Un processus qui s'est accéléré pendant les Trente Glorieuses
"Les changements se sont effectués essentiellement aux XIXe et XXe siècles, quand beaucoup de races ont été fabriquées, souvent localement, en fonction des régions : le porc de Gascogne, la poule de Marans, etc. Et au lendemain de la guerre, dans les Trente Glorieuses, on a voulu surproduire. On a oublié les animaux dits “rustiques”, les animaux des terroirs, pour n’avoir que des animaux qui produisent davantage. Par exemple, aujourd’hui il ne reste plus que trois ou quatre races de porcs utilisées dans les élevages, contre pas loin d’une trentaine de races à l’origine."

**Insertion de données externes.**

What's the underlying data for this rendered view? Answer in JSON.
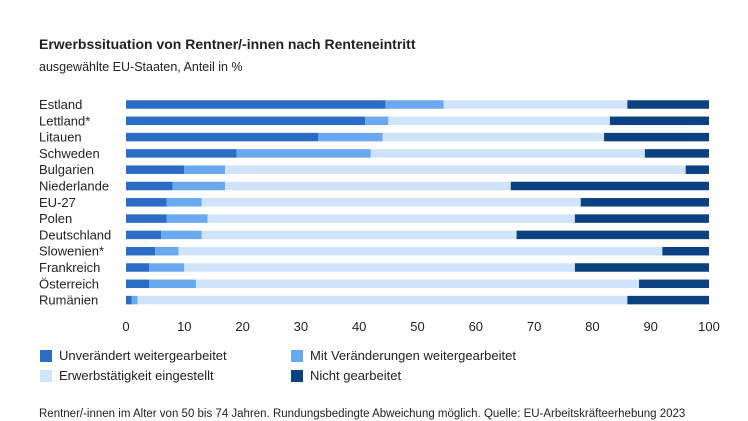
{
  "title": "Erwerbssituation von Rentner/-innen nach Renteneintritt",
  "subtitle": "ausgewählte EU-Staaten, Anteil in %",
  "footnote": "Rentner/-innen im Alter von 50 bis 74 Jahren. Rundungsbedingte Abweichung möglich. Quelle: EU-Arbeitskräfteerhebung 2023",
  "colors": {
    "unveraendert": "#2b6cc4",
    "mit_veraenderungen": "#6aa8ef",
    "eingestellt": "#cfe3fb",
    "nicht_gearbeitet": "#0b4181"
  },
  "legend": [
    {
      "label": "Unverändert weitergearbeitet",
      "color": "#2b6cc4"
    },
    {
      "label": "Mit Veränderungen weitergearbeitet",
      "color": "#6aa8ef"
    },
    {
      "label": "Erwerbstätigkeit eingestellt",
      "color": "#cfe3fb"
    },
    {
      "label": "Nicht gearbeitet",
      "color": "#0b4181"
    }
  ],
  "chart_data": {
    "type": "bar",
    "orientation": "horizontal",
    "stacked": true,
    "categories": [
      "Estland",
      "Lettland*",
      "Litauen",
      "Schweden",
      "Bulgarien",
      "Niederlande",
      "EU-27",
      "Polen",
      "Deutschland",
      "Slowenien*",
      "Frankreich",
      "Österreich",
      "Rumänien"
    ],
    "series": [
      {
        "name": "Unverändert weitergearbeitet",
        "values": [
          44.5,
          41,
          33,
          19,
          10,
          8,
          7,
          7,
          6,
          5,
          4,
          4,
          1
        ]
      },
      {
        "name": "Mit Veränderungen weitergearbeitet",
        "values": [
          10,
          4,
          11,
          23,
          7,
          9,
          6,
          7,
          7,
          4,
          6,
          8,
          1
        ]
      },
      {
        "name": "Erwerbstätigkeit eingestellt",
        "values": [
          31.5,
          38,
          38,
          47,
          79,
          49,
          65,
          63,
          54,
          83,
          67,
          76,
          84
        ]
      },
      {
        "name": "Nicht gearbeitet",
        "values": [
          14,
          17,
          18,
          11,
          4,
          34,
          22,
          23,
          33,
          8,
          23,
          12,
          14
        ]
      }
    ],
    "xlim": [
      0,
      100
    ],
    "xticks": [
      0,
      10,
      20,
      30,
      40,
      50,
      60,
      70,
      80,
      90,
      100
    ],
    "legend_position": "bottom",
    "grid": false
  }
}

De l'importance de la multiplicité des races
"Les races sont singulières à des régions, elles s'adaptent à la région en question. Par exemple vous avez des races montagnardes, vous avez des races qui vivent près des zones atlantiques, etc. Et on se rend compte notamment avec le dérèglement climatique que l’on a besoin de retrouver les races les plus rustiques pour qu’elles s’adaptent au dérèglement climatique et que l’on puisse utiliser les qualités fondamentales qu’elles avaient depuis toujours. On ne pourra pas s'exonérer de ce vivant, pour survivre nous en sommes dépendants. Je vais même plus loin, je considère que c’est un crime contre l’humanité que d’être indifférent à l’égard du déclin du vivant tant il est vrai que nous ne survivrons pas sans ce tissu de biodiversité dont nous dépendons".